SNP calling exercise part 2 answers
Q1
First running:
gatk VariantFiltration -V NA24694.vcf.gz -O NA24694_hf.vcf.gz -filter "DP < 10.0" --filter-name "DP" -filter "QUAL < 30.0" --filter-name "QUAL30" -filter "SOR > 3.0" --filter-name "SOR3" -filter "FS > 60.0" --filter-name "FS60" -filter "MQ < 40.0" --filter-name "MQ40"
and
bcftools view -H NA24694_hf.vcf.gz |grep -v PASS |wc -l
Gives us 4005 sites.
bcftools view -H --type=snps NA24694_hf.vcf.gz |grep -v PASS |wc -l
2630 SNPs
Q2
One possibility is:
bcftools view -H NA24694_hf.vcf.gz |grep -v PASS |cut -f 7 |sort |uniq -c |sort -n 5 FS60;SOR3 30 DP;MQ40;SOR3 74 MQ40;SOR3 158 DP;SOR3 197 DP;MQ40 390 MQ40 1340 SOR3 1811 DP
This says remove all lines with the string "PASS", extract the seventh column, sort them, unique and count them, sort again but according to numerical order.

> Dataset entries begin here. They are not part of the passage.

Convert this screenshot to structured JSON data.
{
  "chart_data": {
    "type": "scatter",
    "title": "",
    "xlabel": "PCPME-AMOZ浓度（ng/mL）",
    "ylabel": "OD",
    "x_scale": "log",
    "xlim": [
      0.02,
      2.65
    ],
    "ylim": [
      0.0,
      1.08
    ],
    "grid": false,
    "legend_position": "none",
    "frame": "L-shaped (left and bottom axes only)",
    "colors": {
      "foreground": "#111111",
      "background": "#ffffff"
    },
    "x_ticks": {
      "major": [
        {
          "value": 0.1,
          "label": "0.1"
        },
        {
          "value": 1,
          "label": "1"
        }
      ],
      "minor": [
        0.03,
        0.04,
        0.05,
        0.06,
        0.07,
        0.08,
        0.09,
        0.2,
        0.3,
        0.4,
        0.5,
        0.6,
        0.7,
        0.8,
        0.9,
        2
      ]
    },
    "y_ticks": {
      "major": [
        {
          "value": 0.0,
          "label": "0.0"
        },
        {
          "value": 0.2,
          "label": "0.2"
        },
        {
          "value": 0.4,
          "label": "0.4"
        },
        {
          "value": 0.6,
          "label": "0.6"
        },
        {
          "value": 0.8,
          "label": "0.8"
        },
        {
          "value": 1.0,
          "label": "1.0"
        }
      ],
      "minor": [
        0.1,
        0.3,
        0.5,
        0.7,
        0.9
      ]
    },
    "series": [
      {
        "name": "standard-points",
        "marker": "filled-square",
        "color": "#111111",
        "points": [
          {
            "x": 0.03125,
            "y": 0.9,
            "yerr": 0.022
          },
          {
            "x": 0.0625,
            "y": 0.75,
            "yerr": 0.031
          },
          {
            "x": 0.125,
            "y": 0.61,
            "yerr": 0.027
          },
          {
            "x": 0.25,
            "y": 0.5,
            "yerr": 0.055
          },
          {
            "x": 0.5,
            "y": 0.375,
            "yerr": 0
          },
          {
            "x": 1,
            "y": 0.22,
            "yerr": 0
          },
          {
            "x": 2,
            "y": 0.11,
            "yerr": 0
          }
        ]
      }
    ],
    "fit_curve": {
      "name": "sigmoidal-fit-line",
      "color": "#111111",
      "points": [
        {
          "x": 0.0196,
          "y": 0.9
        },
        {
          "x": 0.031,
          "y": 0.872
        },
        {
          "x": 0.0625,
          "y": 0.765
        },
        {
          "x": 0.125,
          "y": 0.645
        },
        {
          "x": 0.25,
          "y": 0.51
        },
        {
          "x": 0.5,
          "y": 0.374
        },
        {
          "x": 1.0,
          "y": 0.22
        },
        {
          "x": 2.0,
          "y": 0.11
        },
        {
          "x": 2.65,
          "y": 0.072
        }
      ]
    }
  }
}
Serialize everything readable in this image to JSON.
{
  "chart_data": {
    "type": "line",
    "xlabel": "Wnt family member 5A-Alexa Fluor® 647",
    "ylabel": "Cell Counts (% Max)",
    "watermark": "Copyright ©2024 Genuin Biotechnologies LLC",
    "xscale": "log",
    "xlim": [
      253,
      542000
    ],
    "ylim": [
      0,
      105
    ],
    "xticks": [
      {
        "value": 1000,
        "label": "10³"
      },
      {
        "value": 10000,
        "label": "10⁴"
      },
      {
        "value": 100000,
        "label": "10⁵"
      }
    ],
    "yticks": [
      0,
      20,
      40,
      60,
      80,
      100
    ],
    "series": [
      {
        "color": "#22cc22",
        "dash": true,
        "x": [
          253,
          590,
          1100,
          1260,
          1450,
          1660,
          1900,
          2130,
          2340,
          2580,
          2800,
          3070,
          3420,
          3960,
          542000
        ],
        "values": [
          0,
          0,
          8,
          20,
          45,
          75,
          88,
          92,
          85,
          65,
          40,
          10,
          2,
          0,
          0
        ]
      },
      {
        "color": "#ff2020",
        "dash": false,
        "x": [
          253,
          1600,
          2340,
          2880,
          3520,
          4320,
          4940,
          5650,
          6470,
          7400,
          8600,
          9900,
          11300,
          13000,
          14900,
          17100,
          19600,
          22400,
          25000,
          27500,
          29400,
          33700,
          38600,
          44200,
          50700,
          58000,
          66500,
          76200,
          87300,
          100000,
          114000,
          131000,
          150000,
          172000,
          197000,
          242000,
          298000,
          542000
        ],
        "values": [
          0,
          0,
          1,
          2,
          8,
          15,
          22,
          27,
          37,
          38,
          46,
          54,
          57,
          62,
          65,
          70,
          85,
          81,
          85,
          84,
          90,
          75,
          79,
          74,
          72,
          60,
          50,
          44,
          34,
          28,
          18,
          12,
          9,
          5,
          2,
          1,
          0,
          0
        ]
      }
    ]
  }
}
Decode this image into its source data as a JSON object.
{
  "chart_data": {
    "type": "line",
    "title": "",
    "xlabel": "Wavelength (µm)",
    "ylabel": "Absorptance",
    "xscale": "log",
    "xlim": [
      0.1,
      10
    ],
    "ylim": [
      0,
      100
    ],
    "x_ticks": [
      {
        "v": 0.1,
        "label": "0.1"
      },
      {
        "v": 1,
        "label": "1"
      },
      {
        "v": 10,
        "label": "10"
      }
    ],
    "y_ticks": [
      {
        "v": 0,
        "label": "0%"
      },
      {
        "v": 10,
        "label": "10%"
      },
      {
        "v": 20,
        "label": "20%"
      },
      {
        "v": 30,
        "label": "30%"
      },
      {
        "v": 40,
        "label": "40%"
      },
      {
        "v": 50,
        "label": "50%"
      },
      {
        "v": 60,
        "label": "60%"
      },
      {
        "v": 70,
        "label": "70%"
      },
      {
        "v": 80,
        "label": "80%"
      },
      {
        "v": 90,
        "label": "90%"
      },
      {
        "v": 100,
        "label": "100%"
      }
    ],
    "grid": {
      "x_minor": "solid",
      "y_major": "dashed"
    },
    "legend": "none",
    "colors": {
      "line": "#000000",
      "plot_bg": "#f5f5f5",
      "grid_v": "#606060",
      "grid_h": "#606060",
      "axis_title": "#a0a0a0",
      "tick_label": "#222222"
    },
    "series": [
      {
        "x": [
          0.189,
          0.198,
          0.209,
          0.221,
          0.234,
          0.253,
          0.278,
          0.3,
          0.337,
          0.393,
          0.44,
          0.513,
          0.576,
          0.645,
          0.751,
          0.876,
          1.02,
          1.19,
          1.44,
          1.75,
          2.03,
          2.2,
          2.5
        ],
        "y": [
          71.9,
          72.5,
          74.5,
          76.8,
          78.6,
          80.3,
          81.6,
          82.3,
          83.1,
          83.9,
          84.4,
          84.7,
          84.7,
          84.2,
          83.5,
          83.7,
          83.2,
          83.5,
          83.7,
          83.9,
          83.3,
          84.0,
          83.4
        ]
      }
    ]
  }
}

At the bottom, you have the most used filter which is depth of coverage.
Q3
Initially, we isolate the ones that pass the filter:
bcftools view -f PASS NA24694_hf.vcf.gz |bgzip -c > NA24694_hf_pass.vcf.gz bcftools view -H NA24694_hf_pass.vcf.gz |wc -l
88594 total sites (SNPS+indels+multi-allelic).
Then we retain the sites using bedtools:
bedtools intersect -header -a NA24694_hf_pass.vcf.gz -b /home/databases/databases/GRCh38/filter99.bed.gz |bgzip -c > NA24694_hf_map99.vcf.gz
bcftools view -H NA24694_hf_map99.vcf.gz |wc -l
51624 total sites remain
Q4 Using:
java -jar /home/ctools/snpEff/snpEff.jar eff -dataDir /home/databases/databases/snpEff/ -htmlStats NA24694_hf.html GRCh38.99 NA24694_hf.vcf.gz |bgzip -c > NA24694_hf_ann.vcf.gz
In the HTML file you see: Intron 64.368%
Q5 In the HTML file you see:
MISSENSE 584 44.242%
So a total of 584 detecting mutations can have an impact on the protein sequence.